Les grèves continuent
Pendant ce temps, les combats se poursuivent dans la région, Israël et les États-Unis ayant mené lundi une nouvelle vague de frappes contre l’Iran qui auraient tué plus de 25 personnes.
Les chiffres des victimes en Iran ne peuvent pas être vérifiés de manière indépendante.
L’une des attaques a touché un bâtiment spécialisé dans les technologies de l’information et de la communication à l’Université de technologie Sharif de Téhéran, selon le professeur d’économie Mohammed Vesal. L’université a été sanctionnée par plusieurs pays pour ses liens présumés avec l’armée iranienne, en particulier son programme de missiles balistiques supervisé par les Gardiens de la révolution paramilitaires.
Israël a également déclaré avoir frappé une installation pétrochimique clé dans le champ de gaz naturel de South Pars et tué deux commandants des Gardiens de la révolution, dont son chef des renseignements.
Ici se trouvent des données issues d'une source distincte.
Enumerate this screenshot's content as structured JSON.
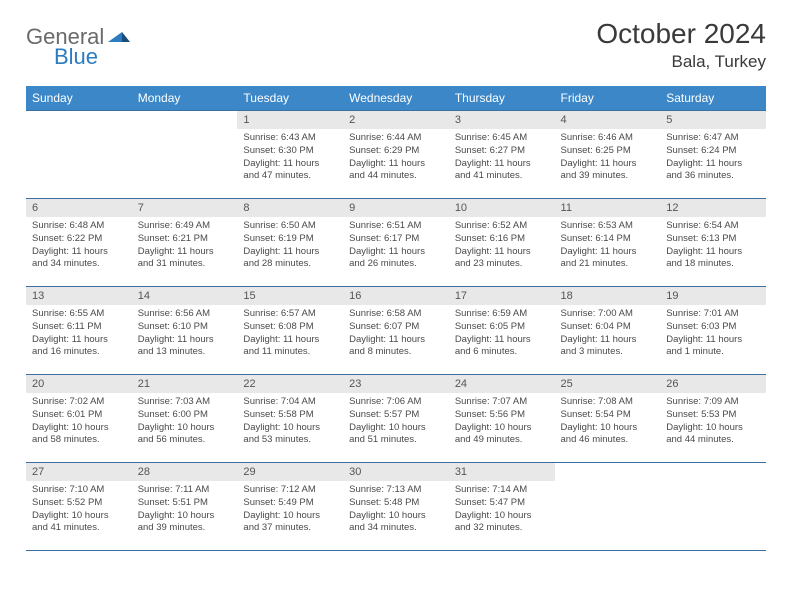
{
  "logo": {
    "general": "General",
    "blue": "Blue"
  },
  "title": "October 2024",
  "location": "Bala, Turkey",
  "colors": {
    "header_bg": "#3b87c8",
    "header_text": "#ffffff",
    "daynum_bg": "#e8e8e8",
    "border": "#3b6fa0",
    "body_text": "#4a4a4a",
    "logo_gray": "#6a6a6a",
    "logo_blue": "#2b7cc0"
  },
  "day_names": [
    "Sunday",
    "Monday",
    "Tuesday",
    "Wednesday",
    "Thursday",
    "Friday",
    "Saturday"
  ],
  "weeks": [
    [
      {
        "n": "",
        "sr": "",
        "ss": "",
        "dl": ""
      },
      {
        "n": "",
        "sr": "",
        "ss": "",
        "dl": ""
      },
      {
        "n": "1",
        "sr": "Sunrise: 6:43 AM",
        "ss": "Sunset: 6:30 PM",
        "dl": "Daylight: 11 hours and 47 minutes."
      },
      {
        "n": "2",
        "sr": "Sunrise: 6:44 AM",
        "ss": "Sunset: 6:29 PM",
        "dl": "Daylight: 11 hours and 44 minutes."
      },
      {
        "n": "3",
        "sr": "Sunrise: 6:45 AM",
        "ss": "Sunset: 6:27 PM",
        "dl": "Daylight: 11 hours and 41 minutes."
      },
      {
        "n": "4",
        "sr": "Sunrise: 6:46 AM",
        "ss": "Sunset: 6:25 PM",
        "dl": "Daylight: 11 hours and 39 minutes."
      },
      {
        "n": "5",
        "sr": "Sunrise: 6:47 AM",
        "ss": "Sunset: 6:24 PM",
        "dl": "Daylight: 11 hours and 36 minutes."
      }
    ],
    [
      {
        "n": "6",
        "sr": "Sunrise: 6:48 AM",
        "ss": "Sunset: 6:22 PM",
        "dl": "Daylight: 11 hours and 34 minutes."
      },
      {
        "n": "7",
        "sr": "Sunrise: 6:49 AM",
        "ss": "Sunset: 6:21 PM",
        "dl": "Daylight: 11 hours and 31 minutes."
      },
      {
        "n": "8",
        "sr": "Sunrise: 6:50 AM",
        "ss": "Sunset: 6:19 PM",
        "dl": "Daylight: 11 hours and 28 minutes."
      },
      {
        "n": "9",
        "sr": "Sunrise: 6:51 AM",
        "ss": "Sunset: 6:17 PM",
        "dl": "Daylight: 11 hours and 26 minutes."
      },
      {
        "n": "10",
        "sr": "Sunrise: 6:52 AM",
        "ss": "Sunset: 6:16 PM",
        "dl": "Daylight: 11 hours and 23 minutes."
      },
      {
        "n": "11",
        "sr": "Sunrise: 6:53 AM",
        "ss": "Sunset: 6:14 PM",
        "dl": "Daylight: 11 hours and 21 minutes."
      },
      {
        "n": "12",
        "sr": "Sunrise: 6:54 AM",
        "ss": "Sunset: 6:13 PM",
        "dl": "Daylight: 11 hours and 18 minutes."
      }
    ],
    [
      {
        "n": "13",
        "sr": "Sunrise: 6:55 AM",
        "ss": "Sunset: 6:11 PM",
        "dl": "Daylight: 11 hours and 16 minutes."
      },
      {
        "n": "14",
        "sr": "Sunrise: 6:56 AM",
        "ss": "Sunset: 6:10 PM",
        "dl": "Daylight: 11 hours and 13 minutes."
      },
      {
        "n": "15",
        "sr": "Sunrise: 6:57 AM",
        "ss": "Sunset: 6:08 PM",
        "dl": "Daylight: 11 hours and 11 minutes."
      },
      {
        "n": "16",
        "sr": "Sunrise: 6:58 AM",
        "ss": "Sunset: 6:07 PM",
        "dl": "Daylight: 11 hours and 8 minutes."
      },
      {
        "n": "17",
        "sr": "Sunrise: 6:59 AM",
        "ss": "Sunset: 6:05 PM",
        "dl": "Daylight: 11 hours and 6 minutes."
      },
      {
        "n": "18",
        "sr": "Sunrise: 7:00 AM",
        "ss": "Sunset: 6:04 PM",
        "dl": "Daylight: 11 hours and 3 minutes."
      },
      {
        "n": "19",
        "sr": "Sunrise: 7:01 AM",
        "ss": "Sunset: 6:03 PM",
        "dl": "Daylight: 11 hours and 1 minute."
      }
    ],
    [
      {
        "n": "20",
        "sr": "Sunrise: 7:02 AM",
        "ss": "Sunset: 6:01 PM",
        "dl": "Daylight: 10 hours and 58 minutes."
      },
      {
        "n": "21",
        "sr": "Sunrise: 7:03 AM",
        "ss": "Sunset: 6:00 PM",
        "dl": "Daylight: 10 hours and 56 minutes."
      },
      {
        "n": "22",
        "sr": "Sunrise: 7:04 AM",
        "ss": "Sunset: 5:58 PM",
        "dl": "Daylight: 10 hours and 53 minutes."
      },
      {
        "n": "23",
        "sr": "Sunrise: 7:06 AM",
        "ss": "Sunset: 5:57 PM",
        "dl": "Daylight: 10 hours and 51 minutes."
      },
      {
        "n": "24",
        "sr": "Sunrise: 7:07 AM",
        "ss": "Sunset: 5:56 PM",
        "dl": "Daylight: 10 hours and 49 minutes."
      },
      {
        "n": "25",
        "sr": "Sunrise: 7:08 AM",
        "ss": "Sunset: 5:54 PM",
        "dl": "Daylight: 10 hours and 46 minutes."
      },
      {
        "n": "26",
        "sr": "Sunrise: 7:09 AM",
        "ss": "Sunset: 5:53 PM",
        "dl": "Daylight: 10 hours and 44 minutes."
      }
    ],
    [
      {
        "n": "27",
        "sr": "Sunrise: 7:10 AM",
        "ss": "Sunset: 5:52 PM",
        "dl": "Daylight: 10 hours and 41 minutes."
      },
      {
        "n": "28",
        "sr": "Sunrise: 7:11 AM",
        "ss": "Sunset: 5:51 PM",
        "dl": "Daylight: 10 hours and 39 minutes."
      },
      {
        "n": "29",
        "sr": "Sunrise: 7:12 AM",
        "ss": "Sunset: 5:49 PM",
        "dl": "Daylight: 10 hours and 37 minutes."
      },
      {
        "n": "30",
        "sr": "Sunrise: 7:13 AM",
        "ss": "Sunset: 5:48 PM",
        "dl": "Daylight: 10 hours and 34 minutes."
      },
      {
        "n": "31",
        "sr": "Sunrise: 7:14 AM",
        "ss": "Sunset: 5:47 PM",
        "dl": "Daylight: 10 hours and 32 minutes."
      },
      {
        "n": "",
        "sr": "",
        "ss": "",
        "dl": ""
      },
      {
        "n": "",
        "sr": "",
        "ss": "",
        "dl": ""
      }
    ]
  ]
}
Selon les responsables israéliens, la frappe visait une source majeure de revenus iraniens. South Pars est le plus grand champ de gaz naturel au monde partagé avec le Qatar et est essentiel à l’approvisionnement énergétique et à la production d’électricité de l’Iran.
L’Iran a répondu par des tirs de missiles visant Israël ainsi que les États arabes du Golfe.
Plus de 5 200 personnes tuées
De nouveaux chiffres suggèrent que plus de 5 200 personnes ont été tuées au Moyen-Orient depuis le début de la guerre le 28 février.
Les estimations, basées sur une compilation de données fournies par les gouvernements et les autorités, font état de 3.546 décès en Iran, 1.497 au Liban, 34 en Israël, quatre en Cisjordanie occupée, 108 en Irak et 41 dans les pays du Golfe.
Les chiffres ne peuvent pas être vérifiés de manière indépendante et doivent être considérés comme approximatifs.